Throughout the process, Trump and Biden authorized releases of some information, but those records that remain secret are expected to be the most interesting to researchers, involving government contacts with Oswald.

In a memorandum explaining the release of records and the withholding of others, Biden noted that the records act "permits the continued postponement of disclosure of information ... only when postponement remains necessary to protect against an identifiable harm to the military defense, intelligence operations, law enforcement, or the conduct of foreign relations that is of such gravity that it outweighs the public interest in disclosure."

But Tunheim said he heard those arguments in the 1990s and does not believe them. Earlier this month, he wrote Biden a letter urging him to honor the spirit of the law and he referenced Joannides, who guided and monitored an anti-Fidel Castro group called “Directorio Revolucionario Estudiantil” (Revolutionary Student Directorate) in 1963 that came into contact with Oswald in New Orleans in the months before the assassination, leading some to speculate about CIA-related complicity in the killing.

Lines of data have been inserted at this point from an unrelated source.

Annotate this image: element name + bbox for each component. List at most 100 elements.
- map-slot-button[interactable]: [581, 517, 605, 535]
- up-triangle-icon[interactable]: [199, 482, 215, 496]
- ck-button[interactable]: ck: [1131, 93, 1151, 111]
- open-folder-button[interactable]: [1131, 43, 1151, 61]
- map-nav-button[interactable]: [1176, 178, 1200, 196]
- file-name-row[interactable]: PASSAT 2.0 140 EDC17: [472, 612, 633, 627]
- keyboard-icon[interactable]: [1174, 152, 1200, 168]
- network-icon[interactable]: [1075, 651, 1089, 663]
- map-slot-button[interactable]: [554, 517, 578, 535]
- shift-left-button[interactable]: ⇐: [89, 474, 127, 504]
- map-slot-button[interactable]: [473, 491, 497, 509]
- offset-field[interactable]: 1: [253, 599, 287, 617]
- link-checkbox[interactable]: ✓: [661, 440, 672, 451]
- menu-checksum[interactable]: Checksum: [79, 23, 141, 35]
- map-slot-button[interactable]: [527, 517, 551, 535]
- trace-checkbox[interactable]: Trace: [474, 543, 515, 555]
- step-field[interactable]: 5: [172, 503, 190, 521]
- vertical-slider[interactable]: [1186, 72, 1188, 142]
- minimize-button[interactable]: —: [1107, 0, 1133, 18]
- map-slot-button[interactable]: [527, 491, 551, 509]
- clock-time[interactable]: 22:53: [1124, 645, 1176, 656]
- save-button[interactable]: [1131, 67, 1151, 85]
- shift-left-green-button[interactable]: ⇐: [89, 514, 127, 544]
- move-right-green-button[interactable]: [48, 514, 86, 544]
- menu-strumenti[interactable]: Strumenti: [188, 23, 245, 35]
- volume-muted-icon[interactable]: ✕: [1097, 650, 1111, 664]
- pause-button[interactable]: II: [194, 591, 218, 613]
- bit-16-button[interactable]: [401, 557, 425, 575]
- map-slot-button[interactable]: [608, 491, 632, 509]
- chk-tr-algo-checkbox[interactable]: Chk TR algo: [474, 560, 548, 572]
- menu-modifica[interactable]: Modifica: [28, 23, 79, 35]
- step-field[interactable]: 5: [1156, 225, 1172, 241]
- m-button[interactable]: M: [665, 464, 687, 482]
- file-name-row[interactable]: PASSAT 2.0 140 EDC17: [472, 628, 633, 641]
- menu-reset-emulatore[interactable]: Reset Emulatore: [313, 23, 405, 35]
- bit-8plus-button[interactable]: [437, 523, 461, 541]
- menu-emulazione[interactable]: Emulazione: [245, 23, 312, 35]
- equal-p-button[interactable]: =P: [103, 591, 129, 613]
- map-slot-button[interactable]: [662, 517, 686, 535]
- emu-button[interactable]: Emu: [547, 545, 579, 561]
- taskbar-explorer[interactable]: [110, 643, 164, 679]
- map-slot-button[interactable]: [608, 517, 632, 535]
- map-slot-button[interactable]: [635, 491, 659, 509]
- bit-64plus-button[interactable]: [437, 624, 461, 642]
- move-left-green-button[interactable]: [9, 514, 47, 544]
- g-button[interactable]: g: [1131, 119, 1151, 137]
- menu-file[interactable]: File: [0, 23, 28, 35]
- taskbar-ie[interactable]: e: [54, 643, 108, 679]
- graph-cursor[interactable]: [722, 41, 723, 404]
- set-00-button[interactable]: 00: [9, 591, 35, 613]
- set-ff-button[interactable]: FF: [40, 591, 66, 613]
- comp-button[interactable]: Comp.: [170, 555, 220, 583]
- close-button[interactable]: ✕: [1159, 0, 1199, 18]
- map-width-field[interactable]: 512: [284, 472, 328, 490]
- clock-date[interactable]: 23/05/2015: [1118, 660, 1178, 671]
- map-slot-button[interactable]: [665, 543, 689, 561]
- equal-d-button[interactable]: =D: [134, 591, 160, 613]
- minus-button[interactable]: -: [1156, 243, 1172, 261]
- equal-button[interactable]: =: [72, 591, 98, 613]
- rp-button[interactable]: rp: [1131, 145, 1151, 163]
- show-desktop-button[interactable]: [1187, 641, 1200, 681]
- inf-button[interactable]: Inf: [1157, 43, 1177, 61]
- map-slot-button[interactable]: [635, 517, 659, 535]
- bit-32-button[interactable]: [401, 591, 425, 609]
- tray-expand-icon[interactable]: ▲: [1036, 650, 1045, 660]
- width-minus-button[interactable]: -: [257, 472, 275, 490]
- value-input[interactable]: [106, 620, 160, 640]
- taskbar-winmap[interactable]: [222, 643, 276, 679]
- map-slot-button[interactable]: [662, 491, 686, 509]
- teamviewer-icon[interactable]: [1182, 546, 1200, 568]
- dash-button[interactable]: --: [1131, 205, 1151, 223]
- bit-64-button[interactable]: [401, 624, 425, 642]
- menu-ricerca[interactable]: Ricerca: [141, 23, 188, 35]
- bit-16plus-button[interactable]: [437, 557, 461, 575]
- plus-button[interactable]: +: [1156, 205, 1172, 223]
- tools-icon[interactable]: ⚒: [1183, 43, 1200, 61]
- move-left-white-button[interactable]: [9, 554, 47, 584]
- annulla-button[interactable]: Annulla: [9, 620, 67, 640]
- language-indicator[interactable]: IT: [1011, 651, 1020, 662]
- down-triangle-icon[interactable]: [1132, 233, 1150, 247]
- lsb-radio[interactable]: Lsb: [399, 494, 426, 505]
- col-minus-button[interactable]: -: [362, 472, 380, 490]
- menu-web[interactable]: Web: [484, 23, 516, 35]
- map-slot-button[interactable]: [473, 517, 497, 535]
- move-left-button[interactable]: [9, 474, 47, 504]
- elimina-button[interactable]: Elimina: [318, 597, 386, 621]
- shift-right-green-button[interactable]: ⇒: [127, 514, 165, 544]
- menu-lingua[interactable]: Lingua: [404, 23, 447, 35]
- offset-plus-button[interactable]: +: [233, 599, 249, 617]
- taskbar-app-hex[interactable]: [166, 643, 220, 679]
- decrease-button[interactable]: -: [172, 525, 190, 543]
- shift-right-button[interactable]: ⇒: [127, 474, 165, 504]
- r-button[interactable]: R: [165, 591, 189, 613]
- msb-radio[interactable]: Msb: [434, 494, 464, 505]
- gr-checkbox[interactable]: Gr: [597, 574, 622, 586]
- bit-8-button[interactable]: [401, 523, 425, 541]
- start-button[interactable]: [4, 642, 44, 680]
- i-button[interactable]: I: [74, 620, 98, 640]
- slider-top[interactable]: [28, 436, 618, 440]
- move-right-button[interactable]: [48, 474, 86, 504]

As Oswald interacted with DRE and became known as an activist who supported President Castro, the Pentagon was formulating a plan called Operation Northwoods to stage a false flag attack in the United States to blame on Cuba and justify a military confrontation to make up for the aborted Bay of Pigs fiasco two years before.

The foundation seeks those Operation Northwoods records in its lawsuit, as well as records concerning CIA plans to assassinate Castro and a June 30, 1961 memo from Arthur Schlesinger Jr. to JFK to reorganize the agency after Bay of Pigs.

Jefferson Morley, a JFK expert and vice president of the Mary Ferrell Foundation, said a spot check of the Thursday files showed that the memo was still "largely redacted."